Although there are several guidelines for defining AKI, it is generally regarded as a rapid decline in kidney function over only a period of days (42, 59). The pathology of AKI, particularly cisplatin-induced AKI (CDDP-AKI), is complex and consists of inflammation, vascular injury, oxidative stress, and proximal tubular injury. Mechanisms of proximal tubule injury are widely studied and include autophagy, DNA damage, mitochondrial dysfunction, and cell cycle dysregulation, pathways that converge on apoptotic and necrotic cell death. This ultimately leads to tissue damage followed by a decline in renal function as measured by serum creatinine (SCr) (28, 30, 34, 36, 38).

Although these processes have been well documented in animal models of cisplatin-induced AKI, what is known about these processes in humans is very limited.

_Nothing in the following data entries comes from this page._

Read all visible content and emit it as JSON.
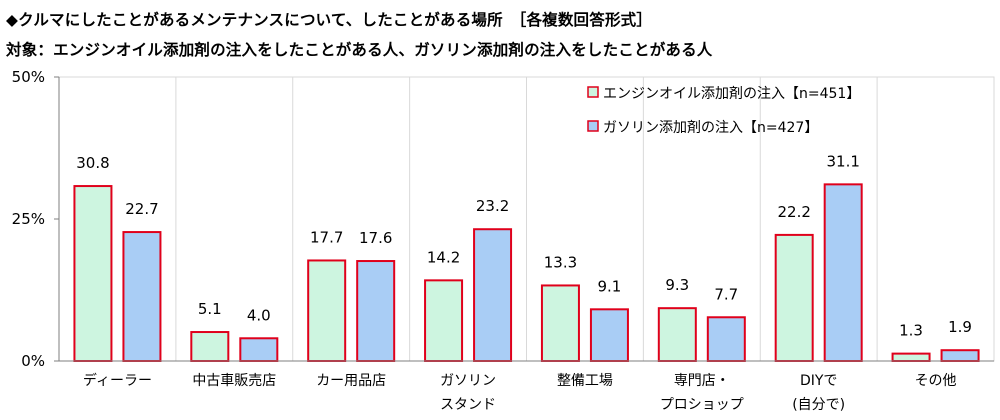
{
  "title": "◆クルマにしたことがあるメンテナンスについて、したことがある場所　［各複数回答形式］",
  "subtitle": "対象：エンジンオイル添加剤の注入をしたことがある人、ガソリン添加剤の注入をしたことがある人",
  "colors": {
    "series1_fill": "#cdf5e0",
    "series2_fill": "#a9cdf5",
    "bar_border": "#e0001b",
    "grid": "#d9d9d9",
    "axis": "#7f7f7f"
  },
  "chart_data": {
    "type": "bar",
    "title": "",
    "xlabel": "",
    "ylabel": "",
    "ylim": [
      0,
      50
    ],
    "yticks": [
      0,
      25,
      50
    ],
    "ytick_labels": [
      "0%",
      "25%",
      "50%"
    ],
    "grid": "vertical separators between categories",
    "legend_position": "top-right",
    "categories": [
      [
        "ディーラー"
      ],
      [
        "中古車販売店"
      ],
      [
        "カー用品店"
      ],
      [
        "ガソリン",
        "スタンド"
      ],
      [
        "整備工場"
      ],
      [
        "専門店・",
        "プロショップ"
      ],
      [
        "DIYで",
        "(自分で)"
      ],
      [
        "その他"
      ]
    ],
    "series": [
      {
        "name": "エンジンオイル添加剤の注入【n=451】",
        "values": [
          30.8,
          5.1,
          17.7,
          14.2,
          13.3,
          9.3,
          22.2,
          1.3
        ]
      },
      {
        "name": "ガソリン添加剤の注入【n=427】",
        "values": [
          22.7,
          4.0,
          17.6,
          23.2,
          9.1,
          7.7,
          31.1,
          1.9
        ]
      }
    ]
  }
}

For one, AKI is often diagnosed using a criteria such as RIFLE that focuses more on clinical markers [namely glomerular filtration rate (GFR) and SCr] rather than pathology (43, 59). This is due to the fact that obtaining a kidney biopsy is an invasive procedure. Acute tubular necrosis (ATN) is often used as an indicator of AKI when biopsies are taken (46). In one study of kidney biopsies taken from patients who had AKI that was further exacerbated by nephrotoxicity, very little ATN was present in these biopsies (46). With animal models of cisplatin-induced AKI, there is a large amount of ATN. However, the lack of ATN in this biopsy study could be attributed to several confounding factors. For example, only a very small amount of kidney tissue was taken during biopsy and may not have accurately sampled the area where damage had occurred (46). This study sheds light on the fact that if patient biopsies were used to diagnose AKI, the severity of the AKI could be greatly underestimated. This study also indicates that with animal models of AKI, we can model the development of ATN that is seen in patients, although it may be a more severe form in animals (46).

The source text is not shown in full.